Recientes

Ciudad Creativa Digital, una Responsabilidad de Todos

“Nosotros, escritores, pintores, escultores, arquitectos, apasionados aficionados por la belleza de París hasta ahora intacta, venimos a protestar con todas nuestras fuerzas, con toda nuestra indignación, en nombre del arte y de la historia francesa amenazadas, contra la erección en pleno corazón de nuestra capital, de la inútil y monstruosa Torre Eiffel.”

Así inicia una carta que distintos personajes de París enviaron al comisario de la exposición mundial llevada a cabo en 1889.

Hay momentos en la vida de las ciudades en los que se plantean retos altamente transformadores, ya sea de infraestructura como el caso de la Torre Eiffel, la opera de Sídney, el Guggenheim de Bilbao, o de transformación de la vocación local, como el desarrollo de la industria cinematográfica en Los Ángeles, de la moda en Milán, o la aeroespacial en Toulouse.

Curiosamente, estos proyectos que acaban convirtiéndose en los íconos de esas ciudades, de los países o incluso de épocas o culturas, suelen ser malentendidos, criticados y atacados, ya sea por simple desconocimiento, por francas objeciones de conciencia, por fallas reales en la ejecución de los proyectos o incluso por mala fe.

Guadalajara Ciudad Creativa Digital es uno de esos proyectos. A partir del liderazgo de la industria de alta tecnología de Jalisco, con el respaldo y apoyo de los gobiernos federal, estatal y municipal, con la opinión de cientos de ciudadanos entre los que estuvieron vecinos, empresarios y académicos, y con la experiencia de instituciones de alto prestigio internacional como el MIT de Boston, la Fundación Metrópoli de España y Accenture de Londres entre otros, se planteó en el 2012 una visión capaz de transformar a nuestra ciudad.

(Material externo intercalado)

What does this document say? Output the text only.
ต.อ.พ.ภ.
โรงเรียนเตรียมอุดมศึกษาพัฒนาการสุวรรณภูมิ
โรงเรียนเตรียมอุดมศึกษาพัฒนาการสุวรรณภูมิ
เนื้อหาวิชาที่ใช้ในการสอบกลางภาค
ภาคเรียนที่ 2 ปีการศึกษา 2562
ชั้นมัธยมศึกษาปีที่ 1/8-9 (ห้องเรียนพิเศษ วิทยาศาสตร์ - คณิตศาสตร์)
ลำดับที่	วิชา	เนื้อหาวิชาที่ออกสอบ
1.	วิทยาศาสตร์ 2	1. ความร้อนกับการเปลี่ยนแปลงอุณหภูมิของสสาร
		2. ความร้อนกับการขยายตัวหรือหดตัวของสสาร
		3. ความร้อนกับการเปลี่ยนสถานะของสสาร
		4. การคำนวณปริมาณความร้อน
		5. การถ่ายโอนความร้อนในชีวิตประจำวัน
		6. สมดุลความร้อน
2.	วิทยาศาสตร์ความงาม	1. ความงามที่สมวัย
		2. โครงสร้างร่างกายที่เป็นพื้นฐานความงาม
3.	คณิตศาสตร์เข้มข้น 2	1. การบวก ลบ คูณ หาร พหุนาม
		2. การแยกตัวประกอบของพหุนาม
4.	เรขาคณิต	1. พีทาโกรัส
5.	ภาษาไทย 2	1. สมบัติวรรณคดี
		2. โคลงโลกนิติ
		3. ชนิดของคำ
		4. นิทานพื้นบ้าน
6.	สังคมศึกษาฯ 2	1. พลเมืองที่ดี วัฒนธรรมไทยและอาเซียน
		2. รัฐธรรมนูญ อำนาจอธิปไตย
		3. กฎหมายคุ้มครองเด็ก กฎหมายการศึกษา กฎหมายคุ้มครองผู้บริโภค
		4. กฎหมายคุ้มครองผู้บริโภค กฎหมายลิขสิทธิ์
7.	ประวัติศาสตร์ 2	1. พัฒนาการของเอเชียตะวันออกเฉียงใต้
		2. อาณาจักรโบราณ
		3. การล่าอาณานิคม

Nadie dijo que sería rápido, fácil o barato. El proyecto siempre fue visualizado al menos para diez años. Además, se ha visto atrapado en una transición de gobierno federal, una de gobierno estatal y dos de gobiernos municipales, con toda la complejidad política que ello implica.

La industria creativa local, que tiene mucho potencial pero no tiene aún el tamaño necesario para ser atractiva en el mercado global, exige legítimamente apoyos a la industria para desarrollar a sus empresas; sin embargo, a veces se olvidan los esfuerzos conjuntos de desarrollo de infraestructura o talento necesarios para lograr la gran visión.

Hay que decir también que en ocasiones le gana al gobierno la tentación de control autoritario del proyecto, y olvida que nació como una iniciativa común entre industria, academia y gobierno.

Este, como todos los grandes proyectos, tendrá tropiezos, errores de buena fe, e incluso actores que de manera indecente pretendan abusar de las oportunidades que el proyecto brinda. Por lo tanto, el escrutinio ciudadano es vital para promover la participación, para evitar los errores y para descubrir y castigar los abusos.

Pero incluso con todos estos riesgos, todos debemos ayudar al éxito final del proyecto. Por el bien de Guadalajara y de su futuro, la Ciudad Creativa Digital debe convertirse en realidad.

Hoy, hay que reconocerlo, el paso va lento. Estoy convencido que la única forma de que tome velocidad por el camino correcto, es apostar nuevamente a la participación de todos, y dejar atrás el autoritarismo gubernamental que parece haberse apropiado de la conducción del proyecto.

Con la participación de todos, y una clara apuesta por la transparencia y la constante rendición de cuentas, GCCD será sin duda una gran oportunidad de futuro para Guadalajara.